Ich fand, ihre Eltern sahen ganz schön verrückt aus – allein schon, weil sich beide bis hin zum weißen Wattebart als Weihnachtsmänner verkleidet hatten –, aber auf eine witzige Art. Roz ist noch so eine große, dunkelhaarige Martland.
Liam, der Sohn von George, brachte Old Nan und Richard gegen eins zum Haus hinauf, und es war vereinbart, dass er sie später wieder abholen würde. Als sie ankamen, hatte ich in der Küche zu tun, und als ich dann das Tablett mit Vorspeisen hinüberbrachte, saßen sie bereits am Kaminfeuer und tranken Sherry – es war also nur gut, dass Michael mehr davon gekauft hatte!
»Omi und ich haben den Igel mit Käsehäppchen gemacht«, brüstete Jess sich stolz. »Er ist mit krümeligem Lancashirekäse und Silberzwiebeln, aber wir mussten die Stäbchen in eine halbe, gebürstete Kartoffel stecken, Grapefruit hatten wir nicht da.«
»Sieht sehr hübsch aus«, sagte Noel, während Michael hilfsbereit die Platten herumreichte und die roten Papierservietten mit Rentieren verteilte, die ich bei Oriel Comfort besorgt hatte.
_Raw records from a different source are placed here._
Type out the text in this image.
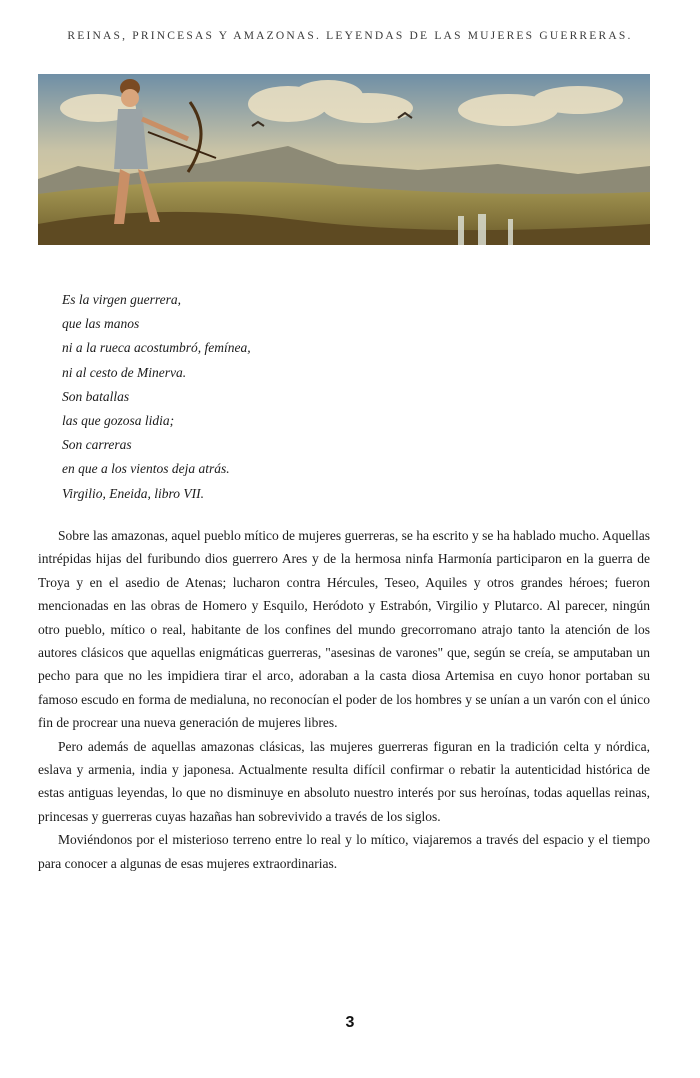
REINAS, PRINCESAS Y AMAZONAS. LEYENDAS DE LAS MUJERES GUERRERAS.
Es la virgen guerrera,
que las manos
ni a la rueca acostumbró, femínea,
ni al cesto de Minerva.
Son batallas
las que gozosa lidia;
Son carreras
en que a los vientos deja atrás.
Virgilio, Eneida, libro VII.

Sobre las amazonas, aquel pueblo mítico de mujeres guerreras, se ha escrito y se ha hablado mucho. Aquellas intrépidas hijas del furibundo dios guerrero Ares y de la hermosa ninfa Harmonía participaron en la guerra de Troya y en el asedio de Atenas; lucharon contra Hércules, Teseo, Aquiles y otros grandes héroes; fueron mencionadas en las obras de Homero y Esquilo, Heródoto y Estrabón, Virgilio y Plutarco. Al parecer, ningún otro pueblo, mítico o real, habitante de los confines del mundo grecorromano atrajo tanto la atención de los autores clásicos que aquellas enigmáticas guerreras, "asesinas de varones" que, según se creía, se amputaban un pecho para que no les impidiera tirar el arco, adoraban a la casta diosa Artemisa en cuyo honor portaban su famoso escudo en forma de medialuna, no reconocían el poder de los hombres y se unían a un varón con el único fin de procrear una nueva generación de mujeres libres.

Pero además de aquellas amazonas clásicas, las mujeres guerreras figuran en la tradición celta y nórdica, eslava y armenia, india y japonesa. Actualmente resulta difícil confirmar o rebatir la autenticidad histórica de estas antiguas leyendas, lo que no disminuye en absoluto nuestro interés por sus heroínas, todas aquellas reinas, princesas y guerreras cuyas hazañas han sobrevivido a través de los siglos.

Moviéndonos por el misterioso terreno entre lo real y lo mítico, viajaremos a través del espacio y el tiempo para conocer a algunas de esas mujeres extraordinarias.

3
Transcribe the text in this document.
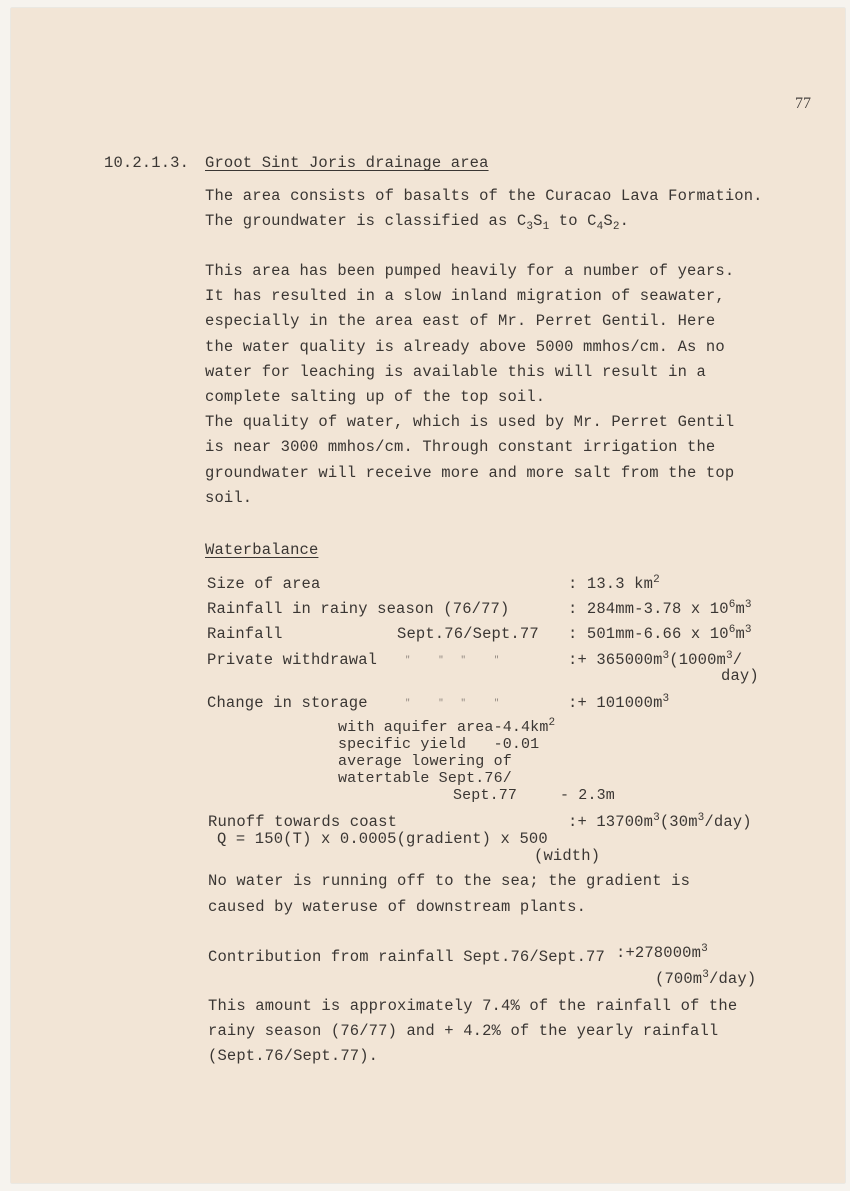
77
10.2.1.3. Groot Sint Joris drainage area
The area consists of basalts of the Curacao Lava Formation.
The groundwater is classified as $C_3S_1$ to $C_4S_2$.
This area has been pumped heavily for a number of years.
It has resulted in a slow inland migration of seawater,
especially in the area east of Mr. Perret Gentil. Here
the water quality is already above 5000 mmhos/cm. As no
water for leaching is available this will result in a
complete salting up of the top soil.
The quality of water, which is used by Mr. Perret Gentil
is near 3000 mmhos/cm. Through constant irrigation the
groundwater will receive more and more salt from the top
soil.
Waterbalance
Size of area	: 13.3 $km^2$
Rainfall in rainy season (76/77)	: 284mm-3.78 x $10^6m^3$
Rainfall	Sept.76/Sept.77 : 501mm-6.66 x $10^6m^3$
Private withdrawal	"     "   "     "	:+ $365000m^3(1000m^3/$
day)
Change in storage	"     "   "     "	:+ $101000m^3$
with aquifer area-$4.4km^2$
specific yield   -0.01
average lowering of
watertable Sept.76/
Sept.77	- 2.3m
Runoff towards coast	:+ $13700m^3(30m^3/day)$
Q = 150(T) x 0.0005(gradient) x 500
(width)
No water is running off to the sea; the gradient is
caused by wateruse of downstream plants.
Contribution from rainfall Sept.76/Sept.77 $:+278000m^3$
$(700m^3/day)$
This amount is approximately 7.4% of the rainfall of the
rainy season (76/77) and + 4.2% of the yearly rainfall
(Sept.76/Sept.77).
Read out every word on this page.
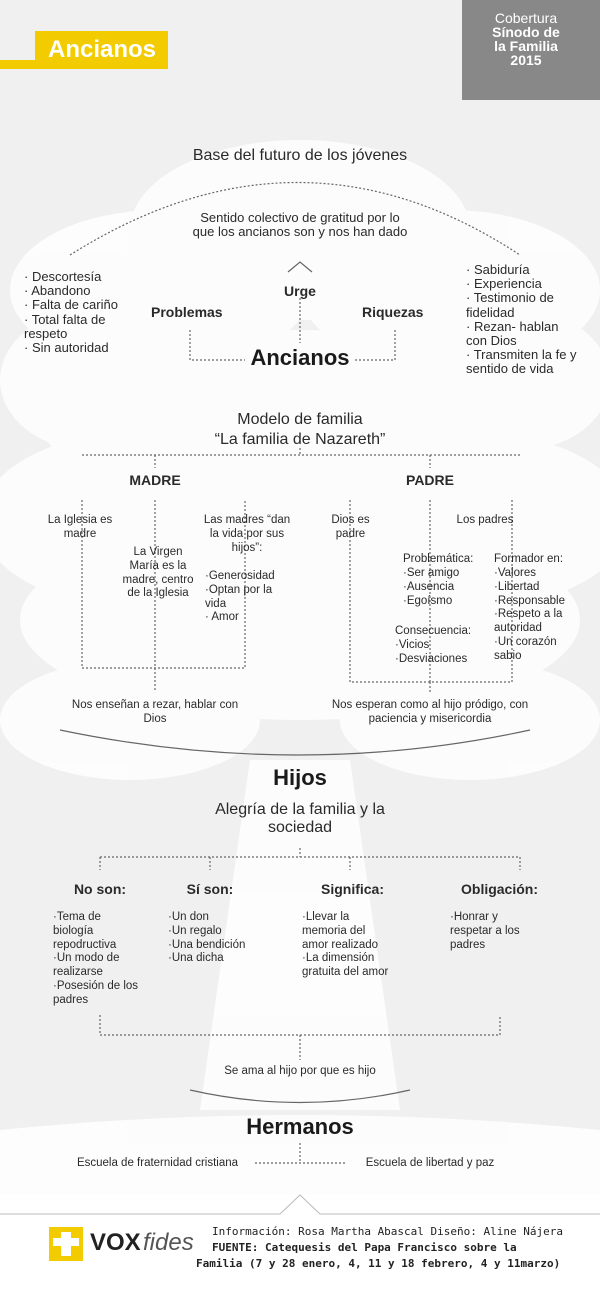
Ancianos
Cobertura
Sínodo de
la Familia
2015
Base del futuro de los jóvenes
Sentido colectivo de gratitud por lo que los ancianos son y nos han dado
· Descortesía
· Abandono
· Falta de cariño
· Total falta de respeto
· Sin autoridad
· Sabiduría
· Experiencia
· Testimonio de fidelidad
· Rezan- hablan con Dios
· Transmiten la fe y sentido de vida
Urge
Problemas	Riquezas
Ancianos
Modelo de familia
“La familia de Nazareth”
MADRE
La Iglesia es madre
La Virgen María es la madre, centro de la Iglesia
Las madres “dan la vida por sus hijos”:
·Generosidad
·Optan por la vida
· Amor
Nos enseñan a rezar, hablar con Dios
PADRE
Dios es padre
Los padres
Problemática:
·Ser amigo
·Ausencia
·Egoísmo
Consecuencia:
·Vicios
·Desviaciones
Formador en:
·Valores
·Libertad
·Responsable
·Respeto a la autoridad
·Un corazón sabio
Nos esperan como al hijo pródigo, con paciencia y misericordia
Hijos
Alegría de la familia y la sociedad
No son:
·Tema de biología repodructiva
·Un modo de realizarse
·Posesión de los padres
Sí son:
·Un don
·Un regalo
·Una bendición
·Una dicha
Significa:
·Llevar la memoria del amor realizado
·La dimensión gratuita del amor
Obligación:
·Honrar y respetar a los padres
Se ama al hijo por que es hijo
Hermanos
Escuela de fraternidad cristiana	Escuela de libertad y paz
VOX fides Información: Rosa Martha Abascal Diseño: Aline Nájera
FUENTE: Catequesis del Papa Francisco sobre la
Familia (7 y 28 enero, 4, 11 y 18 febrero, 4 y 11marzo)
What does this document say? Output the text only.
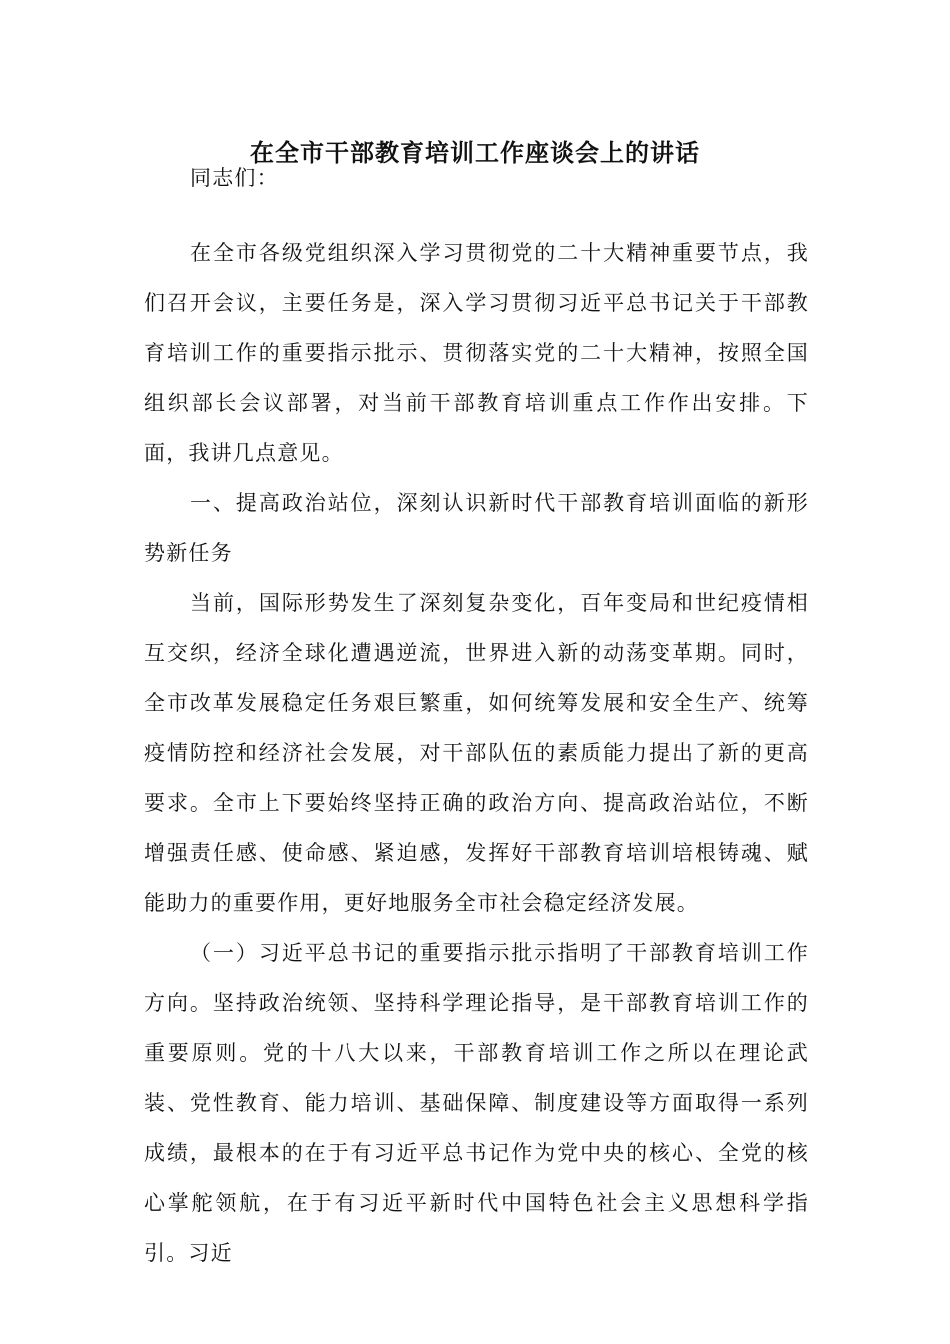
在全市干部教育培训工作座谈会上的讲话

同志们：

在全市各级党组织深入学习贯彻党的二十大精神重要节点，我们召开会议，主要任务是，深入学习贯彻习近平总书记关于干部教育培训工作的重要指示批示、贯彻落实党的二十大精神，按照全国组织部长会议部署，对当前干部教育培训重点工作作出安排。下面，我讲几点意见。

一、提高政治站位，深刻认识新时代干部教育培训面临的新形势新任务

当前，国际形势发生了深刻复杂变化，百年变局和世纪疫情相互交织，经济全球化遭遇逆流，世界进入新的动荡变革期。同时，全市改革发展稳定任务艰巨繁重，如何统筹发展和安全生产、统筹疫情防控和经济社会发展，对干部队伍的素质能力提出了新的更高要求。全市上下要始终坚持正确的政治方向、提高政治站位，不断增强责任感、使命感、紧迫感，发挥好干部教育培训培根铸魂、赋能助力的重要作用，更好地服务全市社会稳定经济发展。

（一）习近平总书记的重要指示批示指明了干部教育培训工作方向。坚持政治统领、坚持科学理论指导，是干部教育培训工作的重要原则。党的十八大以来，干部教育培训工作之所以在理论武装、党性教育、能力培训、基础保障、制度建设等方面取得一系列成绩，最根本的在于有习近平总书记作为党中央的核心、全党的核心掌舵领航，在于有习近平新时代中国特色社会主义思想科学指引。习近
»Enthalten Cocktailzwiebeln Kohlenhydrate?«, fragte Coco misstrauisch. Sie hatte den Sherry offenbar abgelehnt, denn sie hielt stattdessen ein Glas mit irgendetwas Dunkelgrünem in der Hand, auch wenn ich keine Ahnung hatte, was das sein könnte. Crème de Menthe vielleicht? In dem Barschrank im Speisezimmer gab es alle möglichen und unmöglichen Sachen.
»Überhaupt keine Kalorien, und auch der Käse ist beinahe fettfrei«, schwindelte ich, und ein wenig aufgemuntert suchte sie sich den Cocktailspieß mit den allerkleinsten Häppchen heraus.
»Noch Sherry, Herr Pfarrer?«, fragte Guy und zwinkerte mir zu.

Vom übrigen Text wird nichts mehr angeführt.